UPS is partnering with KazPost to increase the national postal services’ digital information flow through package tracking software and increased online options for customers, such as the ability to change delivery addresses. According to Mark David Hughes, Deputy Chairman of the KazPost Board, this digital infrastructure supports the recent growth of out-bound packages from Kazakhstan as small and medium-sized enterprises increasingly sell their products to U.S. and European markets.
Amazon Web Services (AWS) has developed a digital literacy academy with eight universities in Kazakhstan to educate the next generation of entrepreneurs. Additionally, AWS is helping local companies “go global” by increasing their online presence, thereby reducing operation costs, and virtually connecting Kazakhstani start-ups with U.S. and European firms. Local banks are collaborating with Mastercard to develop online payment software in support of the expanding e-commerce sector.
Chinese companies are likewise key partners in Kazakhstan’s digital revolution. Beijing launched its “Digital Silk Road” project in 2015 as a component of the multibillion-dollar Belt and Road Initiative (BRI).
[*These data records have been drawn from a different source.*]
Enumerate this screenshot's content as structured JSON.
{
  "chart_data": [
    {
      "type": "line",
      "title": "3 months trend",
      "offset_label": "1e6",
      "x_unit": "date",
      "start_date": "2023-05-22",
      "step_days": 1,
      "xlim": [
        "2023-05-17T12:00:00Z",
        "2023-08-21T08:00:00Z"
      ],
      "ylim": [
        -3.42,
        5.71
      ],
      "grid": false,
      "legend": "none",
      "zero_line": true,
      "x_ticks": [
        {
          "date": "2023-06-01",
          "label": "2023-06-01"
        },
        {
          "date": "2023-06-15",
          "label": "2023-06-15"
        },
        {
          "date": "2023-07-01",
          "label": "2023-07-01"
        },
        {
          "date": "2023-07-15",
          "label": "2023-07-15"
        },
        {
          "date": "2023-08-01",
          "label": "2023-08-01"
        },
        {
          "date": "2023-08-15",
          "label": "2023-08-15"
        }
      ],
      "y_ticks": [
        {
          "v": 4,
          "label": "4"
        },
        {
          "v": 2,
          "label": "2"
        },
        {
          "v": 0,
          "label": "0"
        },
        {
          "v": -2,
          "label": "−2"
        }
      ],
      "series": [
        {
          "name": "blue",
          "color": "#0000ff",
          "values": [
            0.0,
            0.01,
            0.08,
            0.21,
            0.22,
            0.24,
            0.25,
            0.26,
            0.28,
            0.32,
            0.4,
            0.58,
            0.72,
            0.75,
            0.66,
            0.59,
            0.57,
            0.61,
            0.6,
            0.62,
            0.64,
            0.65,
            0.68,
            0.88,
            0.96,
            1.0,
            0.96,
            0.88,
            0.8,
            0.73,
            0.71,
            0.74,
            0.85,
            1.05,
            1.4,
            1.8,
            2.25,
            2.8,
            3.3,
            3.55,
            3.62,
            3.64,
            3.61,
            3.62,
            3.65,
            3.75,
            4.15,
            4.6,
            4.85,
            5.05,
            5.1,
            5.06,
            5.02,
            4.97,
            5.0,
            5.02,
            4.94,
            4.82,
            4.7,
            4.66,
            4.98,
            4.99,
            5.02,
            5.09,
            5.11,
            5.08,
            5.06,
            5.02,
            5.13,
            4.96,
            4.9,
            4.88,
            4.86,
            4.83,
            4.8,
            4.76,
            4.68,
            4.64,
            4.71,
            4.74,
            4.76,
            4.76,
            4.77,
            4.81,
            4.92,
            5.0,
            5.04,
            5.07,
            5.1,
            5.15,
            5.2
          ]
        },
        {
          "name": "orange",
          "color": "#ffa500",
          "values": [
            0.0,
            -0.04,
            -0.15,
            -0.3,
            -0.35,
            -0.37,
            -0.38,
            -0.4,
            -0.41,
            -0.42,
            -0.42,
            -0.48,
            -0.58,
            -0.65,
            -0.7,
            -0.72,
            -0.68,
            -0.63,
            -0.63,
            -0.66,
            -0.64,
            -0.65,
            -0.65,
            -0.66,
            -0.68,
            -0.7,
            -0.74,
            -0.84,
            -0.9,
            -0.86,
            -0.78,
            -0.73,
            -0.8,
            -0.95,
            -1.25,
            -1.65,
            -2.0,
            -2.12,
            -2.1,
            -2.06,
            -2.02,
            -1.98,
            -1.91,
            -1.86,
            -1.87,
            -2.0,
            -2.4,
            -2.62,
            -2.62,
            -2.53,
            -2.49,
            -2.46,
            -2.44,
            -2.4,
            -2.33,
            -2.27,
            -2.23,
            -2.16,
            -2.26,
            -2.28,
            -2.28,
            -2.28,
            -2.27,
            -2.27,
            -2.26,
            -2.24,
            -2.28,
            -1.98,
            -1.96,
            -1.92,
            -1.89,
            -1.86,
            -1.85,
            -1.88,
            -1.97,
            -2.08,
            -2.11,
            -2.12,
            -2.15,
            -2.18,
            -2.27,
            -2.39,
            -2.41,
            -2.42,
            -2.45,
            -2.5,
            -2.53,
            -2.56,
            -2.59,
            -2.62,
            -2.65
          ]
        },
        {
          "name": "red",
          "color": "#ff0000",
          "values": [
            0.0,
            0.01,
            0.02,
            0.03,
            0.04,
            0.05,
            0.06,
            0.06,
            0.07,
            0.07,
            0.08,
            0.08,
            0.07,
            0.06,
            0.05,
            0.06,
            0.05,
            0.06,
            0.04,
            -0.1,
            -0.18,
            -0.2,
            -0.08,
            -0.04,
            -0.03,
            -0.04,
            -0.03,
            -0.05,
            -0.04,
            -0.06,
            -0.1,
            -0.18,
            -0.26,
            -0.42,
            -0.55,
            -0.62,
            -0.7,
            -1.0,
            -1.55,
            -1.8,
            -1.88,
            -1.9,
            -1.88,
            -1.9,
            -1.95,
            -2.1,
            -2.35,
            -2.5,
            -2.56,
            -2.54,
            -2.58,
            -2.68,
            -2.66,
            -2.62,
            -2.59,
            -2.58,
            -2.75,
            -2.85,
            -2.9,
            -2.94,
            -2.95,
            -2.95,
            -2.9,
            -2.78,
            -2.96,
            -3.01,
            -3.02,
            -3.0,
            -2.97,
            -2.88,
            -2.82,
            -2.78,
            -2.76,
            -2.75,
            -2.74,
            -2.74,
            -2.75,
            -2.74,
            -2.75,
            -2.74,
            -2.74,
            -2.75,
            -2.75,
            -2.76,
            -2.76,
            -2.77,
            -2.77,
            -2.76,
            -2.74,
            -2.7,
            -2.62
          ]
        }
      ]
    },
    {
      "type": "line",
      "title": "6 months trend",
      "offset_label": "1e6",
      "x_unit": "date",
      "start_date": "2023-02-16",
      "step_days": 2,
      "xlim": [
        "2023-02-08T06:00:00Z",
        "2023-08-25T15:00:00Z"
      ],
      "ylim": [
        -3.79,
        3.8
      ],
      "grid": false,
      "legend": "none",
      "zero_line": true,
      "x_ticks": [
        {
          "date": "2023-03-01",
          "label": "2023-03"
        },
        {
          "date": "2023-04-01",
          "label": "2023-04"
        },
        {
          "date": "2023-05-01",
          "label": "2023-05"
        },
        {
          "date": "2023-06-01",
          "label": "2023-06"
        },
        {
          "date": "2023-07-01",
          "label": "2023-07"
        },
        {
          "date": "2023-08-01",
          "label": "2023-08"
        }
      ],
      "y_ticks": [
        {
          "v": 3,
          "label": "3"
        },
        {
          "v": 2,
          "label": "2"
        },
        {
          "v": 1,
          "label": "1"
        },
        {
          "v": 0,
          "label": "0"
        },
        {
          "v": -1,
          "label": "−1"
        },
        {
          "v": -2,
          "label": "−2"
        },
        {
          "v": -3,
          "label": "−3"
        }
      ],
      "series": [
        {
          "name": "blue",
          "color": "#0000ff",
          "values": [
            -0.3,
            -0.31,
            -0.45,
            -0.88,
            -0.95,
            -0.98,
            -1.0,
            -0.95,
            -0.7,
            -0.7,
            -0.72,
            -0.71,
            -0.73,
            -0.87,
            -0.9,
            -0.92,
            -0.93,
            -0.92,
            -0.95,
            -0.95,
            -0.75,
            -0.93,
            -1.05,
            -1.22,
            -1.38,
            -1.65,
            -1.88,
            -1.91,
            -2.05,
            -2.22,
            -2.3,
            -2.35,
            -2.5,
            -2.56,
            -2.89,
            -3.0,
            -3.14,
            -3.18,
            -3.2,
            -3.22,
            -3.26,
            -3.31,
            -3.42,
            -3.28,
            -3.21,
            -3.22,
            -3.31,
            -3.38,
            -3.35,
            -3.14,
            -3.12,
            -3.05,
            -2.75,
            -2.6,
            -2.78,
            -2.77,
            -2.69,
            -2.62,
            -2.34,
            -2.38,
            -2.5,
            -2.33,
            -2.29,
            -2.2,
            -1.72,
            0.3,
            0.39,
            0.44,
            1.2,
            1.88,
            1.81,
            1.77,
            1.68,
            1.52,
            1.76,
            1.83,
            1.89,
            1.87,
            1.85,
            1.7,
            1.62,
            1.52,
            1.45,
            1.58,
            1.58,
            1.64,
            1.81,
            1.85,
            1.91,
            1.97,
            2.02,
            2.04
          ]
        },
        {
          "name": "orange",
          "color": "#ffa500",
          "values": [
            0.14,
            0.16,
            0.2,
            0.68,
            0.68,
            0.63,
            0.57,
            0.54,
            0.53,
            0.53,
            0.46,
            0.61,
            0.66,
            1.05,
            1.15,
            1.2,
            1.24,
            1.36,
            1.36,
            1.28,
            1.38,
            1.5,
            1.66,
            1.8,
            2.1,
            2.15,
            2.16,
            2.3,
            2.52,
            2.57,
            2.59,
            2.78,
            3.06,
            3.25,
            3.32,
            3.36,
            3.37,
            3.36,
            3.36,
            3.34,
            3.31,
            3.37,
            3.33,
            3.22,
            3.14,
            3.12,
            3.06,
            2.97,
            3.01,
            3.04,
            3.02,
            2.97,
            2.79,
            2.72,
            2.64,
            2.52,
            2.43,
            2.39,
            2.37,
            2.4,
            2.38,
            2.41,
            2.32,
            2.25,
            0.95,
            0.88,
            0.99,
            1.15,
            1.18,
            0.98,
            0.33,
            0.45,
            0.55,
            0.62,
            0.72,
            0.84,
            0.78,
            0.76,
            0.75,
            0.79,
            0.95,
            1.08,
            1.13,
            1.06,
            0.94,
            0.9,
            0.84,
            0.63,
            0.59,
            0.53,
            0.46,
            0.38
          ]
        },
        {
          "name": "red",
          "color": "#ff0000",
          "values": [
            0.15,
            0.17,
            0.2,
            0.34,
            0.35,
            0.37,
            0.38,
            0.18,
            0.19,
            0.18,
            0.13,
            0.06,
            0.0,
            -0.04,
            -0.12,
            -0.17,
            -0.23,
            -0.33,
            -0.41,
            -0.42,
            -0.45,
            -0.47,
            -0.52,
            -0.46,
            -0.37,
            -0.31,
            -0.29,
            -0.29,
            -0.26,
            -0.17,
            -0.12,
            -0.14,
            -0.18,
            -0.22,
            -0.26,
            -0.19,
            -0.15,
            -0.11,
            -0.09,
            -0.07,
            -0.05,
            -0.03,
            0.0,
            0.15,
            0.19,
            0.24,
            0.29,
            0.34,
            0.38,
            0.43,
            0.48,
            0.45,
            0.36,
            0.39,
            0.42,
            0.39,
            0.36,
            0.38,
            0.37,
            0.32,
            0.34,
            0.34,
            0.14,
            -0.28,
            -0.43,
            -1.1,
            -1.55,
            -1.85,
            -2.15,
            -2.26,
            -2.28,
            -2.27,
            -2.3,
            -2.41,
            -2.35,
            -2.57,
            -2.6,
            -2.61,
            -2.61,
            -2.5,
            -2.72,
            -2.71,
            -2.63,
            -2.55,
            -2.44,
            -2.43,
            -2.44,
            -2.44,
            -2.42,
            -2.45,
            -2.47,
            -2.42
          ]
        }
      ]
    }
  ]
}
Huawei dominates the telecommunication sector in Kazakhstan, boasting contracts with Kazakhtelecom, Kcell, Beeline, and Tele2. The Kazakhstani firm Korkem Telecom partnered with the Chinese company, Zhejiang Dahua Technology, to provide surveillance technology for Nur-Sultan’s “smart city” initiative.
The Right Path Forward
Kazakhstan is at the forefront of Central Asia’s digital transformation. Digitalization not only improves the quality of public services through streamlined transactions, but has the potential to advance economic equality by overcoming gendered and rural-urban information barriers.
Nur-Sultan must now reinforce its rapid gains with digital security. Protecting the storage of personal information and making digital services impenetrable to potential data breaches is vital to safeguarding the country’s technological advancements. International firms are helping digitalize Kazakhstan, and they can also help secure the country through knowledge-sharing initiatives that can be replicated in the wider Central Asian region.